In una rete, i dispositivi devono comunicare. Per questo sono emersi protocolli e modelli di comunicazione per loro. Tra questi, c’è il  modello TCP/IP  . Il nome deriva da due dei suoi protocolli,  TCP  e  IP  .

In parole povere, si può dire che il protocollo è il “linguaggio” che le apparecchiature collegate in rete usano per comunicare. In questo modo, apparecchiature di diverse tecnologie, produttori e scopi possono capirsi.

Senza protocolli di comunicazione standardizzati, sarebbe difficile, ad esempio, l’esistenza di una rete mondiale come Internet.

Per standardizzare la creazione di protocolli, il modello OSI (Open Systems Interconnection) è stato creato nel 1971 e formalizzato nel 1983. Questo modello definisce un’architettura di protocollo per le reti. Con esso, diversi produttori possono produrre le proprie apparecchiature per comunicare, interpretare le informazioni contenute nella comunicazione ed eseguire il compito richiesto.

Il modello OSI prevede che una rete debba avere 7 strati:

Applicazione  : funzioni specializzate a livello di applicazione

Presentazione  – Formattazione dei dati e conversione di caratteri e codici

Sessione  – Negoziazione e creazione della connessione con un altro nodo

Trasporto  : mezzi e metodi per fornire dati end-to-end

Rete  : instradamento di pacchetti su una o più reti

Link  – Rilevamento e correzione degli errori introdotti dal mezzo trasmissivo

Fisico  : trasmissione di bit attraverso il mezzo di trasmissione

TCP/IP

TCP/IP è un insieme di protocolli di comunicazione. Il nome deriva da due protocolli TCP (Transmission Control Protocol) e IP (Internet Protocol). Mira a standardizzare tutte le comunicazioni di rete, in particolare le comunicazioni web.

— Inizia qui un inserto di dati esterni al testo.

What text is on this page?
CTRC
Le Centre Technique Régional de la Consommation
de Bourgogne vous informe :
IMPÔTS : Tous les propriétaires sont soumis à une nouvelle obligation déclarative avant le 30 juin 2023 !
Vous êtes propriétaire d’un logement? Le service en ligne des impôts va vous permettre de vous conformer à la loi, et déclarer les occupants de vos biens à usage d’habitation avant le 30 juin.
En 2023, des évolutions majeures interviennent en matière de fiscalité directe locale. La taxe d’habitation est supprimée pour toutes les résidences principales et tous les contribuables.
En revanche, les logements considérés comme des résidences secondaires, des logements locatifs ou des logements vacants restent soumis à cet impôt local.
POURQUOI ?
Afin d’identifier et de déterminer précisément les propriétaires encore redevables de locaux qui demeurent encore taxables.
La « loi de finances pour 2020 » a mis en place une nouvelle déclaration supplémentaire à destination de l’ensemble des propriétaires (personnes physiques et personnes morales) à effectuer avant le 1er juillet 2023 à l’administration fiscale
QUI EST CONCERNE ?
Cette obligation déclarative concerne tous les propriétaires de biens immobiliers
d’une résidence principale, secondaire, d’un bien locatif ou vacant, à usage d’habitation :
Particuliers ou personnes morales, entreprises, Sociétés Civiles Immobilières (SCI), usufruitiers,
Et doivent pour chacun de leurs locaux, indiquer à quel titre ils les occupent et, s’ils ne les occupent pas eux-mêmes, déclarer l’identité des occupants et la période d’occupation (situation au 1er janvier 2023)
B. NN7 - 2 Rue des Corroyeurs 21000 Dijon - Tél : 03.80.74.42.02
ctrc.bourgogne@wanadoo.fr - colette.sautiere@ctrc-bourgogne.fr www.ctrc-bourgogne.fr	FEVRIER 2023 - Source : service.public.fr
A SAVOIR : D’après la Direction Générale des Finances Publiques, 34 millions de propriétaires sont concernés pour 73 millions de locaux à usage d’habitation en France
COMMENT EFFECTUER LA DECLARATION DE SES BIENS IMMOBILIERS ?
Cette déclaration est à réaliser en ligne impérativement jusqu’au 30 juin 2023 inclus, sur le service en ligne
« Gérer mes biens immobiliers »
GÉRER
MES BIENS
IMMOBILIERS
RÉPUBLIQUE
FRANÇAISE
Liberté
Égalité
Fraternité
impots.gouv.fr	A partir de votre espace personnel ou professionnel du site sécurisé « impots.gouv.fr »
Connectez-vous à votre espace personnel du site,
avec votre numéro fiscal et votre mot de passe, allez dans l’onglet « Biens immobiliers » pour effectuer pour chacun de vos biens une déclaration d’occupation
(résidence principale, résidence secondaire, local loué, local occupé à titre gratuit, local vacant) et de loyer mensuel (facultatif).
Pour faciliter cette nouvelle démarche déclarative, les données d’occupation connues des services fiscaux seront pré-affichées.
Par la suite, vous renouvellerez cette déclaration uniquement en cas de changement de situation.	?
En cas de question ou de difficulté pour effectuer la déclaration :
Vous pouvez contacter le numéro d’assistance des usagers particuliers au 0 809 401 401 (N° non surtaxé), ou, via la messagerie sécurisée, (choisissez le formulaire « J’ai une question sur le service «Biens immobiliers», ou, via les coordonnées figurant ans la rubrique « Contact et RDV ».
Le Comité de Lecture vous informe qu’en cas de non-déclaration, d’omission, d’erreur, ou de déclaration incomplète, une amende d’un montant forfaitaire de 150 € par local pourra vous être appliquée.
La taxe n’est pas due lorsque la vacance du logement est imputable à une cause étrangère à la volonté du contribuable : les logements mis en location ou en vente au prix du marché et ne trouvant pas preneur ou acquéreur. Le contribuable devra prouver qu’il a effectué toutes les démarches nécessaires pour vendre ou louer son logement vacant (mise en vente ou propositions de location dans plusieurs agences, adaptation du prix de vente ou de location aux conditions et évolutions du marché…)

Questo modello è stato sviluppato nel 1969 dal Dipartimento della Difesa degli Stati Uniti come risorsa di comunicazione per ARPANET, il precursore di Internet. Aveva la funzione di consentire lo scambio di un grande volume di informazioni tra un numero sterminato di sistemi informatici coinvolgendo aziende, università ed enti governativi, il tutto con grande velocità e affidabilità.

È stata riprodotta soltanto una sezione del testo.